You may also purchase vintage goodies via online thrift stores but they would cost more unless you shop at places that offer coupon codes like Karmaloop.com. Karmaloop allows customers to use promo codes that makes sure you are not paying more than you should for hot fashion. Get New Karmaloop promo codes at http://www.new-promo-codes.com. However, if you choose to shop for vintage online, here are some helpful guidelines for buying online as well:
- Look around before you shop – check if the site is legal or is a trusted seller, read the site’s term of sales, ordering procedure and return policy before purchase.
- Know your rights – consumers have rights as well including online buyers, check if the seller is open for returns or refunds.
- Check product description – online sellers are required to briefly describe the product as well as display professional photos of their products.
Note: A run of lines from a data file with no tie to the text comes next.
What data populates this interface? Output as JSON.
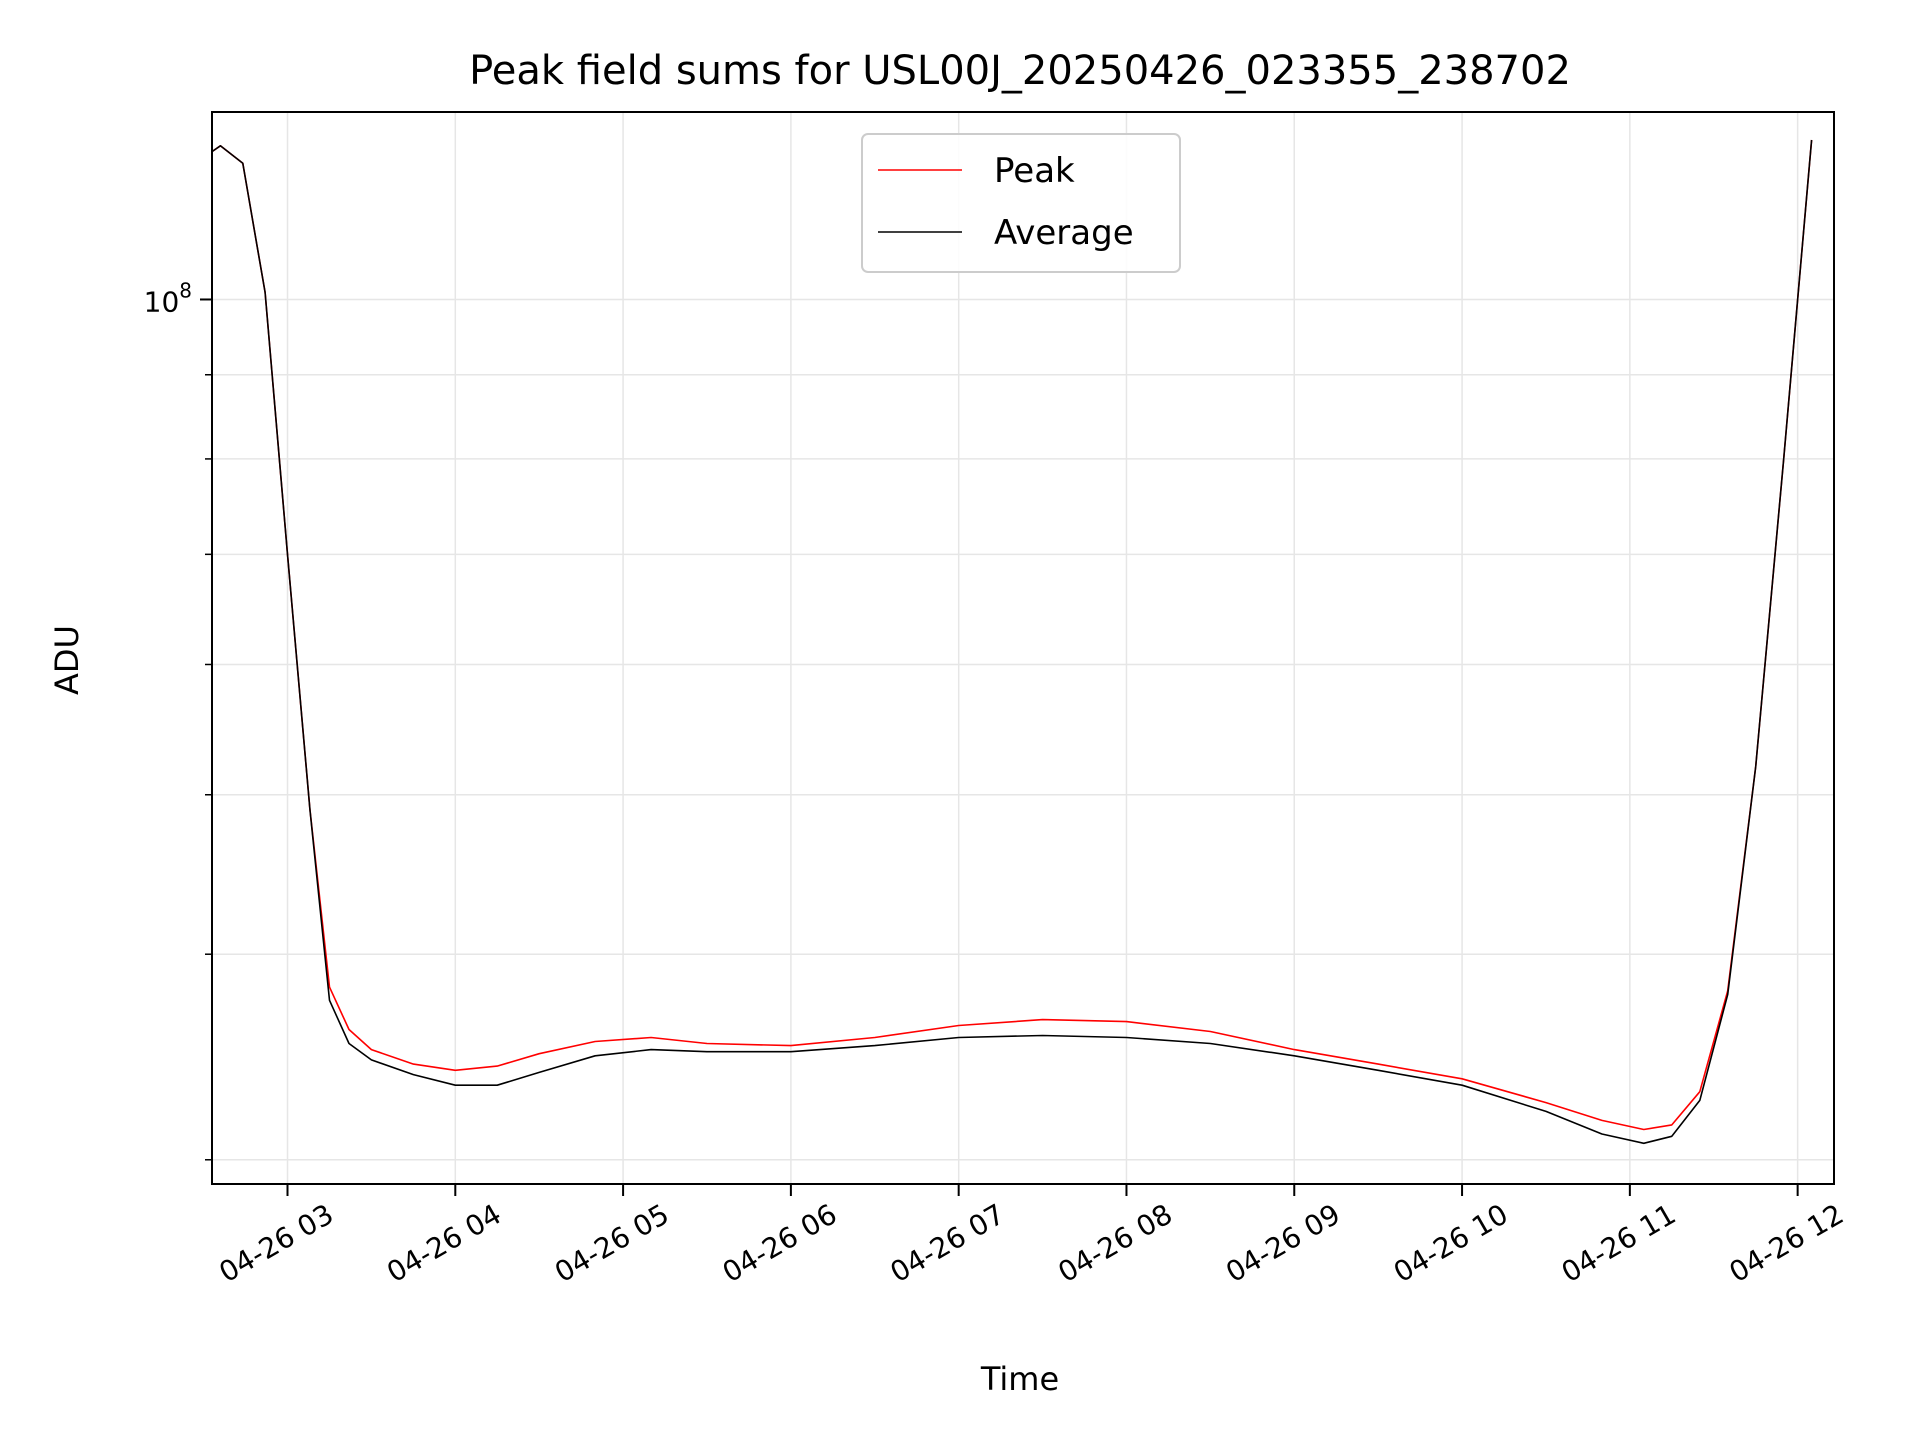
{
  "chart_data": {
    "type": "line",
    "title": "Peak field sums for USL00J_20250426_023355_238702",
    "xlabel": "Time",
    "ylabel": "ADU",
    "y_scale": "log",
    "ylim": [
      29000000,
      130000000
    ],
    "xlim": [
      "2025-04-26 02:33",
      "2025-04-26 12:13"
    ],
    "x_ticks": [
      "2025-04-26 03:00",
      "2025-04-26 04:00",
      "2025-04-26 05:00",
      "2025-04-26 06:00",
      "2025-04-26 07:00",
      "2025-04-26 08:00",
      "2025-04-26 09:00",
      "2025-04-26 10:00",
      "2025-04-26 11:00",
      "2025-04-26 12:00"
    ],
    "x_tick_labels": [
      "04-26 03",
      "04-26 04",
      "04-26 05",
      "04-26 06",
      "04-26 07",
      "04-26 08",
      "04-26 09",
      "04-26 10",
      "04-26 11",
      "04-26 12"
    ],
    "y_major_ticks": [
      100000000
    ],
    "y_major_tick_label_base": "10",
    "y_major_tick_label_exp": "8",
    "y_minor_ticks": [
      30000000,
      40000000,
      50000000,
      60000000,
      70000000,
      80000000,
      90000000
    ],
    "grid": true,
    "legend_position": "top-center",
    "series": [
      {
        "name": "Peak",
        "color": "#ff0000",
        "x": [
          "2025-04-26 02:33",
          "2025-04-26 02:36",
          "2025-04-26 02:44",
          "2025-04-26 02:52",
          "2025-04-26 03:00",
          "2025-04-26 03:08",
          "2025-04-26 03:15",
          "2025-04-26 03:22",
          "2025-04-26 03:30",
          "2025-04-26 03:45",
          "2025-04-26 04:00",
          "2025-04-26 04:15",
          "2025-04-26 04:30",
          "2025-04-26 04:50",
          "2025-04-26 05:10",
          "2025-04-26 05:30",
          "2025-04-26 06:00",
          "2025-04-26 06:30",
          "2025-04-26 07:00",
          "2025-04-26 07:30",
          "2025-04-26 08:00",
          "2025-04-26 08:30",
          "2025-04-26 09:00",
          "2025-04-26 09:30",
          "2025-04-26 10:00",
          "2025-04-26 10:30",
          "2025-04-26 10:50",
          "2025-04-26 11:05",
          "2025-04-26 11:15",
          "2025-04-26 11:25",
          "2025-04-26 11:35",
          "2025-04-26 11:45",
          "2025-04-26 11:55",
          "2025-04-26 12:05"
        ],
        "y": [
          123000000,
          124000000,
          121000000,
          101000000,
          70000000,
          49000000,
          38200000,
          36000000,
          35000000,
          34300000,
          34000000,
          34200000,
          34800000,
          35400000,
          35600000,
          35300000,
          35200000,
          35600000,
          36200000,
          36500000,
          36400000,
          35900000,
          35000000,
          34300000,
          33600000,
          32500000,
          31700000,
          31300000,
          31500000,
          33000000,
          38000000,
          52000000,
          80000000,
          125000000
        ]
      },
      {
        "name": "Average",
        "color": "#000000",
        "x": [
          "2025-04-26 02:33",
          "2025-04-26 02:36",
          "2025-04-26 02:44",
          "2025-04-26 02:52",
          "2025-04-26 03:00",
          "2025-04-26 03:08",
          "2025-04-26 03:15",
          "2025-04-26 03:22",
          "2025-04-26 03:30",
          "2025-04-26 03:45",
          "2025-04-26 04:00",
          "2025-04-26 04:15",
          "2025-04-26 04:30",
          "2025-04-26 04:50",
          "2025-04-26 05:10",
          "2025-04-26 05:30",
          "2025-04-26 06:00",
          "2025-04-26 06:30",
          "2025-04-26 07:00",
          "2025-04-26 07:30",
          "2025-04-26 08:00",
          "2025-04-26 08:30",
          "2025-04-26 09:00",
          "2025-04-26 09:30",
          "2025-04-26 10:00",
          "2025-04-26 10:30",
          "2025-04-26 10:50",
          "2025-04-26 11:05",
          "2025-04-26 11:15",
          "2025-04-26 11:25",
          "2025-04-26 11:35",
          "2025-04-26 11:45",
          "2025-04-26 11:55",
          "2025-04-26 12:05"
        ],
        "y": [
          123000000,
          124000000,
          121000000,
          101000000,
          70000000,
          49000000,
          37500000,
          35300000,
          34500000,
          33800000,
          33300000,
          33300000,
          33900000,
          34700000,
          35000000,
          34900000,
          34900000,
          35200000,
          35600000,
          35700000,
          35600000,
          35300000,
          34700000,
          34000000,
          33300000,
          32100000,
          31100000,
          30700000,
          31000000,
          32600000,
          37800000,
          52000000,
          80000000,
          125000000
        ]
      }
    ]
  }
}
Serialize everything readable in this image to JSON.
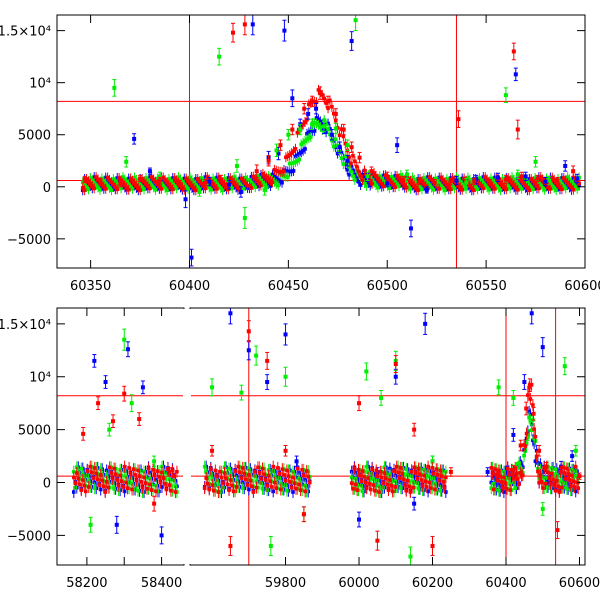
{
  "chart_data": [
    {
      "type": "scatter",
      "panel": "top",
      "xlim": [
        60333,
        60600
      ],
      "ylim": [
        -7800,
        16500
      ],
      "x_ticks": [
        60350,
        60400,
        60450,
        60500,
        60550,
        60600
      ],
      "x_tick_labels": [
        "60350",
        "60400",
        "60450",
        "60500",
        "60550",
        "60600"
      ],
      "y_ticks": [
        -5000,
        0,
        5000,
        10000,
        15000
      ],
      "y_tick_labels": [
        "−5000",
        "0",
        "5000",
        "10⁴",
        "1.5×10⁴"
      ],
      "reference_hlines": [
        8200,
        600
      ],
      "reference_vlines": [
        60400,
        60535
      ],
      "series": [
        {
          "color": "#0000ff",
          "x": [
            60372,
            60380,
            60398,
            60401,
            60410,
            60420,
            60426,
            60432,
            60440,
            60445,
            60448,
            60452,
            60456,
            60460,
            60464,
            60468,
            60472,
            60476,
            60480,
            60482,
            60490,
            60500,
            60505,
            60512,
            60520,
            60535,
            60545,
            60556,
            60565,
            60570,
            60580,
            60590,
            60596
          ],
          "y": [
            4600,
            1500,
            -1200,
            -6800,
            500,
            200,
            -500,
            15600,
            2800,
            3200,
            15000,
            8500,
            6000,
            7000,
            7500,
            5600,
            5000,
            3800,
            2500,
            14000,
            900,
            300,
            4000,
            -4000,
            -300,
            600,
            700,
            900,
            10800,
            1000,
            500,
            2000,
            800
          ],
          "yerr": [
            500,
            300,
            800,
            800,
            400,
            400,
            500,
            1000,
            600,
            600,
            1000,
            800,
            500,
            500,
            500,
            500,
            500,
            500,
            500,
            900,
            400,
            300,
            700,
            800,
            300,
            400,
            400,
            400,
            600,
            400,
            400,
            500,
            400
          ]
        },
        {
          "color": "#00ee00",
          "x": [
            60362,
            60368,
            60385,
            60405,
            60415,
            60424,
            60428,
            60438,
            60444,
            60450,
            60456,
            60462,
            60468,
            60474,
            60480,
            60484,
            60490,
            60510,
            60525,
            60540,
            60560,
            60566,
            60575,
            60582
          ],
          "y": [
            9500,
            2400,
            1000,
            -500,
            12500,
            2000,
            -3000,
            -300,
            3500,
            5000,
            5500,
            6000,
            5800,
            5600,
            4000,
            16000,
            1000,
            1200,
            500,
            400,
            8800,
            1200,
            2400,
            600
          ],
          "yerr": [
            800,
            500,
            400,
            400,
            800,
            600,
            1000,
            500,
            600,
            500,
            500,
            500,
            500,
            500,
            500,
            1000,
            400,
            400,
            400,
            400,
            700,
            400,
            500,
            400
          ]
        },
        {
          "color": "#ff0000",
          "x": [
            60347,
            60355,
            60365,
            60375,
            60385,
            60395,
            60408,
            60416,
            60422,
            60428,
            60434,
            60440,
            60446,
            60452,
            60458,
            60462,
            60466,
            60470,
            60474,
            60478,
            60482,
            60486,
            60492,
            60500,
            60508,
            60516,
            60524,
            60532,
            60536,
            60544,
            60552,
            60560,
            60564,
            60566,
            60568,
            60576,
            60586,
            60594
          ],
          "y": [
            700,
            500,
            300,
            800,
            600,
            300,
            400,
            700,
            14800,
            15600,
            1500,
            2500,
            4000,
            5500,
            7500,
            8200,
            9000,
            8200,
            7000,
            5500,
            3800,
            2800,
            1500,
            1000,
            700,
            500,
            400,
            500,
            6500,
            500,
            400,
            700,
            13000,
            5500,
            1000,
            800,
            600,
            1500
          ],
          "yerr": [
            300,
            300,
            300,
            300,
            300,
            300,
            300,
            400,
            900,
            1000,
            600,
            500,
            500,
            500,
            500,
            500,
            600,
            500,
            500,
            500,
            500,
            500,
            400,
            400,
            300,
            300,
            300,
            300,
            800,
            300,
            300,
            400,
            800,
            900,
            400,
            300,
            300,
            500
          ]
        }
      ]
    },
    {
      "type": "scatter",
      "panel": "bottom",
      "xlim": [
        58120,
        60615
      ],
      "ylim": [
        -7800,
        16500
      ],
      "x_axis_break": [
        58460,
        59540
      ],
      "x_ticks": [
        58200,
        58300,
        58400,
        59800,
        60000,
        60200,
        60400,
        60600
      ],
      "x_tick_labels": [
        "58200",
        "",
        "58400",
        "59800",
        "60000",
        "60200",
        "60400",
        "60600"
      ],
      "y_ticks": [
        -5000,
        0,
        5000,
        10000,
        15000
      ],
      "y_tick_labels": [
        "−5000",
        "0",
        "5000",
        "10⁴",
        "1.5×10⁴"
      ],
      "reference_hlines": [
        8200,
        600
      ],
      "reference_vlines": [
        59700,
        60400,
        60535
      ],
      "series": [
        {
          "color": "#0000ff",
          "x": [
            58220,
            58250,
            58280,
            58310,
            58350,
            58400,
            59650,
            59700,
            59750,
            59800,
            59830,
            60000,
            60050,
            60100,
            60150,
            60180,
            60200,
            60350,
            60420,
            60450,
            60470,
            60500,
            60550,
            60580
          ],
          "y": [
            11500,
            9500,
            -4000,
            12600,
            9000,
            -5000,
            16000,
            12500,
            9500,
            14000,
            2000,
            -3500,
            1000,
            10000,
            -2000,
            15000,
            2000,
            1000,
            4500,
            9500,
            16000,
            12800,
            1500,
            2500
          ],
          "yerr": [
            600,
            600,
            800,
            700,
            600,
            800,
            1000,
            900,
            700,
            1000,
            500,
            700,
            400,
            700,
            600,
            1000,
            500,
            400,
            600,
            700,
            1000,
            900,
            500,
            500
          ]
        },
        {
          "color": "#00ee00",
          "x": [
            58210,
            58260,
            58300,
            58320,
            58380,
            59600,
            59680,
            59720,
            59760,
            59800,
            59850,
            60020,
            60060,
            60100,
            60140,
            60200,
            60380,
            60420,
            60460,
            60500,
            60560,
            60590
          ],
          "y": [
            -4000,
            5000,
            13500,
            7500,
            2000,
            9000,
            8500,
            12000,
            -6000,
            10000,
            -3000,
            10500,
            8000,
            11500,
            -7000,
            2000,
            9000,
            8000,
            4500,
            -2500,
            11000,
            3000
          ],
          "yerr": [
            700,
            600,
            1000,
            800,
            500,
            800,
            700,
            900,
            900,
            900,
            700,
            800,
            700,
            900,
            900,
            500,
            700,
            700,
            500,
            600,
            800,
            500
          ]
        },
        {
          "color": "#ff0000",
          "x": [
            58190,
            58230,
            58270,
            58300,
            58340,
            58380,
            58420,
            59600,
            59650,
            59700,
            59750,
            59800,
            59850,
            60000,
            60050,
            60100,
            60150,
            60200,
            60250,
            60380,
            60420,
            60440,
            60455,
            60465,
            60475,
            60490,
            60510,
            60540,
            60570,
            60600
          ],
          "y": [
            4600,
            7500,
            5800,
            8400,
            6000,
            -2000,
            1000,
            3000,
            -6000,
            14300,
            11500,
            3000,
            -3000,
            7500,
            -5500,
            11200,
            5000,
            -6000,
            1000,
            800,
            1200,
            3500,
            7000,
            9200,
            6500,
            3000,
            1500,
            -4500,
            800,
            600
          ],
          "yerr": [
            600,
            600,
            600,
            700,
            600,
            700,
            400,
            500,
            900,
            1000,
            800,
            500,
            700,
            700,
            900,
            800,
            600,
            900,
            400,
            300,
            400,
            500,
            600,
            600,
            600,
            500,
            400,
            800,
            400,
            300
          ]
        }
      ]
    }
  ]
}
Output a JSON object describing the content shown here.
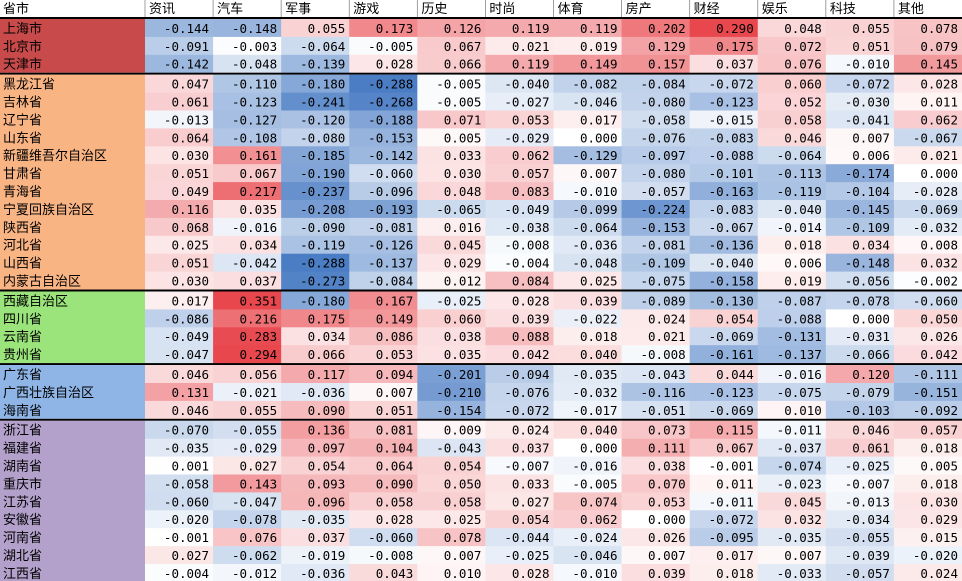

Once you receive the item, check whether the item is as described. Otherwise, you can demand for a refund and return.
- Check measurements online – you will need to add extra effort on this one since it’s impossible to fit the item online, take measurement of bust, waist, hips, sleeve length and shoulder width and study the measurements if they fit yours. You can also expect to see US/UK/EU numbered sizes which can be confusing. Do some research, look up ‘standard measurement chart’ in Google and find your fit.
Purchasing vintage clothes that you won’t even wear in the end is a complete waste of money unless the main purpose of buying vintage is for collection as a hobby or for profit. In the end, what really matters are these questions: Is it wearable? How often would you wear it? Are you able to create a look coupled with trends of today? It would also be helpful if you could figure out whether it’s something you can wear for everyday use or if it’s just a statement piece. The most important question to consider above all is – are you satisfied and happy with it?